In the depths of the fire, there was a voice, inhuman, knowing, a speaker of blood and ruined fates, a whisperer of bones.

  Your path is chosen.

  Needle-sharp, precise as doubt, the words sank into his mind, a sliver shooting past his defences as surely as the De Profundis splinters had struck the Samothrace.

  Deep in the blaze, moving forwards, half blinded by flames, Guilliman fired the Arbitrator. In the same instant, the rear attacker slashed at his neck. The passage of the athame breathed against his skin, the nature of the blade so powerful, so toxic, he could feel its presence even through the pain of the warp fire. The Apostle’s primitive blade scarred ceramite and cut through layers of ablative armour.
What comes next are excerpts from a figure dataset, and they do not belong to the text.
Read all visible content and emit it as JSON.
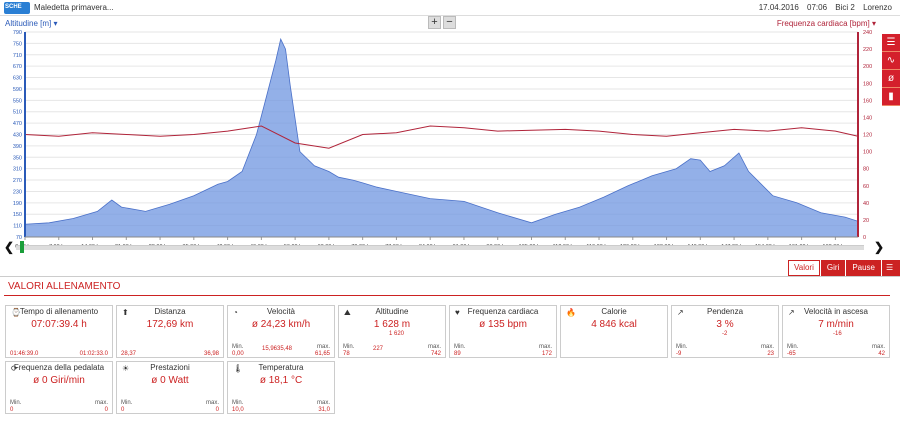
{
  "header": {
    "logo": "SCHE",
    "title": "Maledetta primavera...",
    "date": "17.04.2016",
    "time": "07:06",
    "bike": "Bici 2",
    "user": "Lorenzo"
  },
  "chart": {
    "left_axis_label": "Altitudine [m]",
    "right_axis_label": "Frequenza cardiaca [bpm]",
    "zoom_in": "+",
    "zoom_out": "−",
    "left_ticks": [
      "790",
      "750",
      "710",
      "670",
      "630",
      "590",
      "550",
      "510",
      "470",
      "430",
      "390",
      "350",
      "310",
      "270",
      "230",
      "190",
      "150",
      "110",
      "70"
    ],
    "right_ticks": [
      "240",
      "220",
      "200",
      "180",
      "160",
      "140",
      "120",
      "100",
      "80",
      "60",
      "40",
      "20",
      "0"
    ],
    "x_ticks": [
      "0,00 km",
      "7,00 km",
      "14,00 km",
      "21,00 km",
      "28,00 km",
      "35,00 km",
      "42,00 km",
      "49,00 km",
      "56,00 km",
      "63,00 km",
      "70,00 km",
      "77,00 km",
      "84,00 km",
      "91,00 km",
      "98,00 km",
      "105,00 km",
      "112,00 km",
      "119,00 km",
      "126,00 km",
      "133,00 km",
      "140,00 km",
      "147,00 km",
      "154,00 km",
      "161,00 km",
      "168,00 km"
    ],
    "colors": {
      "altitude": "#6f95e0",
      "heart": "#b0243a",
      "speed": "#3a8a3a"
    }
  },
  "chart_data": {
    "type": "area",
    "x_unit": "km",
    "x_range": [
      0,
      172.69
    ],
    "series": [
      {
        "name": "Altitudine [m]",
        "axis": "left",
        "x": [
          0,
          5,
          10,
          15,
          18,
          20,
          25,
          30,
          35,
          40,
          42,
          45,
          48,
          50,
          52,
          53,
          54,
          55,
          57,
          60,
          63,
          65,
          68,
          70,
          73,
          77,
          84,
          91,
          98,
          105,
          110,
          115,
          120,
          125,
          130,
          135,
          138,
          140,
          142,
          145,
          148,
          150,
          155,
          160,
          165,
          170,
          172.69
        ],
        "y": [
          115,
          120,
          135,
          160,
          200,
          175,
          160,
          185,
          215,
          255,
          265,
          300,
          430,
          560,
          690,
          765,
          730,
          600,
          370,
          320,
          300,
          280,
          270,
          260,
          245,
          230,
          205,
          195,
          155,
          120,
          150,
          175,
          210,
          250,
          285,
          310,
          345,
          340,
          300,
          320,
          365,
          300,
          215,
          190,
          155,
          140,
          125
        ]
      },
      {
        "name": "Frequenza cardiaca [bpm]",
        "axis": "right",
        "x": [
          0,
          7,
          14,
          21,
          28,
          35,
          42,
          49,
          56,
          63,
          70,
          77,
          84,
          91,
          98,
          105,
          112,
          119,
          126,
          133,
          140,
          147,
          154,
          161,
          168,
          172.69
        ],
        "y": [
          120,
          118,
          122,
          120,
          118,
          120,
          124,
          130,
          110,
          104,
          120,
          122,
          130,
          128,
          124,
          125,
          126,
          124,
          120,
          118,
          122,
          126,
          124,
          128,
          124,
          118
        ]
      }
    ],
    "left_ylim": [
      70,
      790
    ],
    "right_ylim": [
      0,
      240
    ]
  },
  "scroller": {
    "left_arrow": "❮",
    "right_arrow": "❯"
  },
  "tabs": [
    {
      "label": "Valori",
      "active": true
    },
    {
      "label": "Giri",
      "active": false
    },
    {
      "label": "Pause",
      "active": false
    }
  ],
  "section_title": "VALORI ALLENAMENTO",
  "cards": [
    {
      "icon": "⌚",
      "title": "Tempo di allenamento",
      "value": "07:07:39.4 h",
      "s1": "01:46:39.0",
      "s2": "01:02:33.0",
      "l1": "",
      "l2": ""
    },
    {
      "icon": "⬆",
      "title": "Distanza",
      "value": "172,69 km",
      "s1": "28,37",
      "s2": "36,98",
      "l1": "",
      "l2": ""
    },
    {
      "icon": "◔",
      "title": "Velocità",
      "value": "ø 24,23 km/h",
      "s0": "0,00",
      "s1": "15,96",
      "s2": "35,48",
      "s3": "61,65",
      "l1": "Min.",
      "l2": "max."
    },
    {
      "icon": "⛰",
      "title": "Altitudine",
      "value": "1 628 m",
      "sub": "1 620",
      "s0": "78",
      "s1": "227",
      "s3": "742",
      "l1": "Min.",
      "l2": "max."
    },
    {
      "icon": "♥",
      "title": "Frequenza cardiaca",
      "value": "ø 135 bpm",
      "s0": "89",
      "s3": "172",
      "l1": "Min.",
      "l2": "max."
    },
    {
      "icon": "🔥",
      "title": "Calorie",
      "value": "4 846 kcal"
    },
    {
      "icon": "↗",
      "title": "Pendenza",
      "value": "3 %",
      "sub": "-2",
      "s0": "-9",
      "s3": "23",
      "l1": "Min.",
      "l2": "max."
    },
    {
      "icon": "↗",
      "title": "Velocità in ascesa",
      "value": "7 m/min",
      "sub": "-16",
      "s0": "-65",
      "s3": "42",
      "l1": "Min.",
      "l2": "max."
    },
    {
      "icon": "⟳",
      "title": "Frequenza della pedalata",
      "value": "ø 0 Giri/min",
      "s0": "0",
      "s3": "0",
      "l1": "Min.",
      "l2": "max."
    },
    {
      "icon": "☀",
      "title": "Prestazioni",
      "value": "ø 0 Watt",
      "s0": "0",
      "s3": "0",
      "l1": "Min.",
      "l2": "max."
    },
    {
      "icon": "🌡",
      "title": "Temperatura",
      "value": "ø 18,1 °C",
      "s0": "10,0",
      "s3": "31,0",
      "l1": "Min.",
      "l2": "max."
    }
  ]
}
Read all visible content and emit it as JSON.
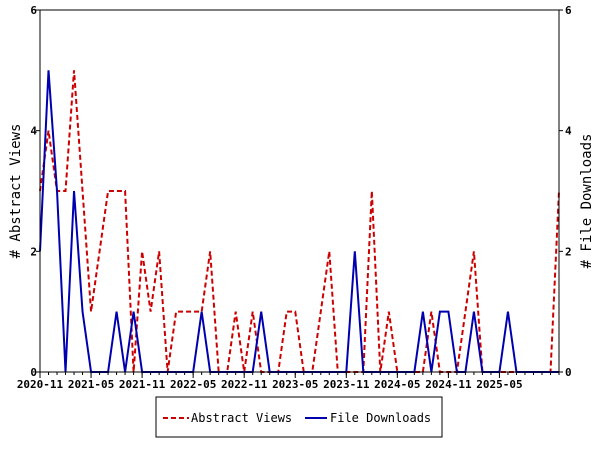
{
  "chart_data": {
    "type": "line",
    "ylabel": "# Abstract Views",
    "y2label": "# File Downloads",
    "ylim": [
      0,
      6
    ],
    "y2lim": [
      0,
      6
    ],
    "y_ticks": [
      "0",
      "2",
      "4",
      "6"
    ],
    "y2_ticks": [
      "0",
      "2",
      "4",
      "6"
    ],
    "x_tick_labels": [
      "2020-11",
      "2021-05",
      "2021-11",
      "2022-05",
      "2022-11",
      "2023-05",
      "2023-11",
      "2024-05",
      "2024-11",
      "2025-05"
    ],
    "x_start": "2020-11",
    "x_end": "2025-12",
    "grid": false,
    "legend_position": "bottom",
    "series": [
      {
        "name": "Abstract Views",
        "axis": "left",
        "color": "#cc0000",
        "style": "dashed",
        "values": [
          3,
          4,
          3,
          3,
          5,
          3,
          1,
          2,
          3,
          3,
          3,
          0,
          2,
          1,
          2,
          0,
          1,
          1,
          1,
          1,
          2,
          0,
          0,
          1,
          0,
          1,
          0,
          0,
          0,
          1,
          1,
          0,
          0,
          1,
          2,
          0,
          0,
          0,
          0,
          3,
          0,
          1,
          0,
          0,
          0,
          0,
          1,
          0,
          0,
          0,
          1,
          2,
          0,
          0,
          0,
          0,
          0,
          0,
          0,
          0,
          0,
          3
        ]
      },
      {
        "name": "File Downloads",
        "axis": "right",
        "color": "#0000b0",
        "style": "solid",
        "values": [
          2,
          5,
          3,
          0,
          3,
          1,
          0,
          0,
          0,
          1,
          0,
          1,
          0,
          0,
          0,
          0,
          0,
          0,
          0,
          1,
          0,
          0,
          0,
          0,
          0,
          0,
          1,
          0,
          0,
          0,
          0,
          0,
          0,
          0,
          0,
          0,
          0,
          2,
          0,
          0,
          0,
          0,
          0,
          0,
          0,
          1,
          0,
          1,
          1,
          0,
          0,
          1,
          0,
          0,
          0,
          1,
          0,
          0,
          0,
          0,
          0,
          0
        ]
      }
    ]
  }
}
  Guilliman’s bolt shell struck. The Apostle grunted in pain. Guilliman dropped below the flames and spun, thrusting with Incandor. The blade shattered the right poleyn of the other Word Bearer’s armour and punched into his knee. The traitor stumbled and threw himself back. The defensive move, trained into instinct, spoiled his opportunity for a suicidal second attack with the athame.

  Guilliman tore the gladius free of the Word Bearer’s leg and rose with his back to the wall of the splinter. The Apostle, hit in the right pauldron and sent into a spin, recovered a few yards away. His arm hung limp, and he held the athame in his left hand now.

  The Word Bearers hung back, a few paces on either side of Guilliman. He held them at bay, his attention switching back and forth between them. They were still fast enough that if he shot one, he would leave himself open to a suicidal attack by the other. ‘Do you know us?’ the Apostle asked.

  The markings on their armour were familiar. So was the distorted face of the Apostle. ‘Quor Vondor and Phael Rabor,’ Guilliman said.

  ‘Good,’ said Quor Vondor. ‘You should know the authors of your fall.’

  Guilliman sniffed in contempt. ‘You are authors of nothing,’ he said. ‘You are messengers at best.’

  Phael Rabor growled, but Quor Vondor looked past Guilliman to where the ragged end of the splinter marked where the Unburdened had vanished, and he smiled. ‘We are undivided,’ he said. ‘Chaos acts through us.’